Loi de bioéthique : l'objectivité du rapport du CCNE en question



Le 4 juin prochain, le Comité Consultatif National d’Ethique (CCNE) remettra à l’OPECST[1], le rapport de synthèse des Etats généraux de la bioéthique. Dans une tribune publiée dans le Figaro, Jacques Testart, biologiste, et Marie-Angèle Hermitte, juriste, dénoncent la mise en œuvre du processus de « démocratie participative » et s’interrogent sur la pertinence des conclusions qui seront rendues.

 

Commanditaires des débats publics, les auteurs s’interrogent sur l’indépendance du CCNE dans l’organisation concrète qui aurait pu être confiée à la Commission Nationale du Débat Public.

 

Si le CCNE donne « une image positive en terme quantitatifs » des Etats généraux de la bioéthique, les auteurs souligne des disfonctionnements notables :

  • L’entreprise chargée de la modération des débats sur le site Internet « aurait dû être identifiée sur le site du CCNE ». Les auteurs regrettent que les points de vue soient pour beaucoup « purement militants et relayés par des groupes très organisés », « élaborés précédemment plutôt que de la contribution d'un large public ».
  • Concernant les débats en régions, les débats sont restés classiques.
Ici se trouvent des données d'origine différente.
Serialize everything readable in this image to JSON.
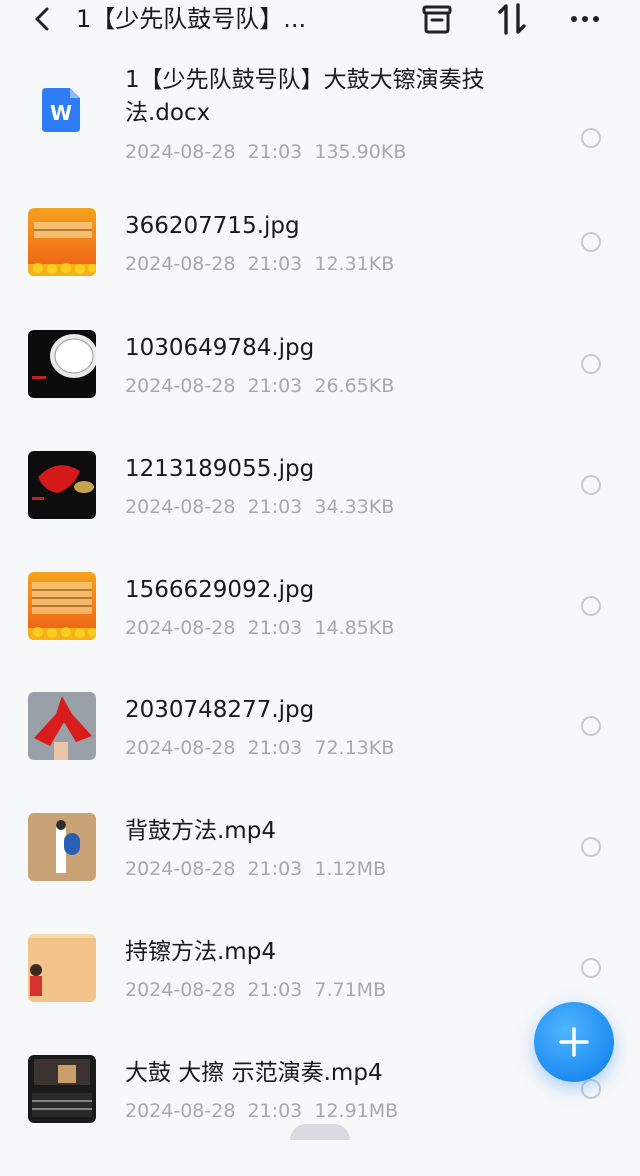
{
  "header": {
    "title": "1【少先队鼓号队】...",
    "back_icon": "chevron-left-icon",
    "archive_icon": "archive-box-icon",
    "sort_icon": "sort-arrows-icon",
    "more_icon": "more-dots-icon"
  },
  "files": [
    {
      "name": "1【少先队鼓号队】大鼓大镲演奏技法.docx",
      "date": "2024-08-28",
      "time": "21:03",
      "size": "135.90KB",
      "thumb": "word-doc-icon"
    },
    {
      "name": "366207715.jpg",
      "date": "2024-08-28",
      "time": "21:03",
      "size": "12.31KB",
      "thumb": "sheet-music-image"
    },
    {
      "name": "1030649784.jpg",
      "date": "2024-08-28",
      "time": "21:03",
      "size": "26.65KB",
      "thumb": "drum-image"
    },
    {
      "name": "1213189055.jpg",
      "date": "2024-08-28",
      "time": "21:03",
      "size": "34.33KB",
      "thumb": "red-scarf-cymbal-image"
    },
    {
      "name": "1566629092.jpg",
      "date": "2024-08-28",
      "time": "21:03",
      "size": "14.85KB",
      "thumb": "sheet-music-image"
    },
    {
      "name": "2030748277.jpg",
      "date": "2024-08-28",
      "time": "21:03",
      "size": "72.13KB",
      "thumb": "red-scarf-image"
    },
    {
      "name": "背鼓方法.mp4",
      "date": "2024-08-28",
      "time": "21:03",
      "size": "1.12MB",
      "thumb": "video-thumbnail"
    },
    {
      "name": "持镲方法.mp4",
      "date": "2024-08-28",
      "time": "21:03",
      "size": "7.71MB",
      "thumb": "video-thumbnail"
    },
    {
      "name": "大鼓 大擦 示范演奏.mp4",
      "date": "2024-08-28",
      "time": "21:03",
      "size": "12.91MB",
      "thumb": "video-thumbnail"
    }
  ],
  "fab": {
    "icon": "plus-icon"
  },
  "colors": {
    "accent": "#1f8cf2",
    "meta_text": "#a7a9ad",
    "word_blue": "#2e7cf6"
  }
}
De plus, « chacun des Espaces éthiques régionaux ayant choisi ses thèmes, sa procédure et ses publics (entrée libre, étudiants, professions de santé), les résultats ne pourront pas être agrégés sans biais. Il sera donc difficile de prétendre en tirer des conclusions ».
  • Au sujet des auditions, les groupes sont intervenus sur le site, ont été entendus et « certains d'entre eux seront encore formateurs devant le comité citoyen ». Les auteurs estiment que « les données recueillies seront en général pauvres en termes d'innovation de choix politiques du fait de l'absence de temps de délibération collective et de confrontations créatrices ».
  • Enfin, à propos du Comité citoyen, ils s’interrogent sur les raisons qui ont conduit à « s'écarter du modèle ‘conférence de citoyens’ demandé par la loi ». Sur les personnes engagées, « rien n'est dit de la manière dont ont été évités, ou pas, les liens d'intérêts professionnels ou associatifs de ces personnes - étape pourtant essentielle », mais aucune n’est « spécialiste de la question ». Et l'indispensable comité de pilotage, « à la fois compétent et indépendant, chargé de choisir les thèmes de la formation et les formateurs, comme il est d'usage dans une conférence de citoyens » n’a pas été formé. Ils ajoutent : « Où trouve-t-on le programme de formation des citoyens qui permettrait d'en vérifier le pluralisme ? »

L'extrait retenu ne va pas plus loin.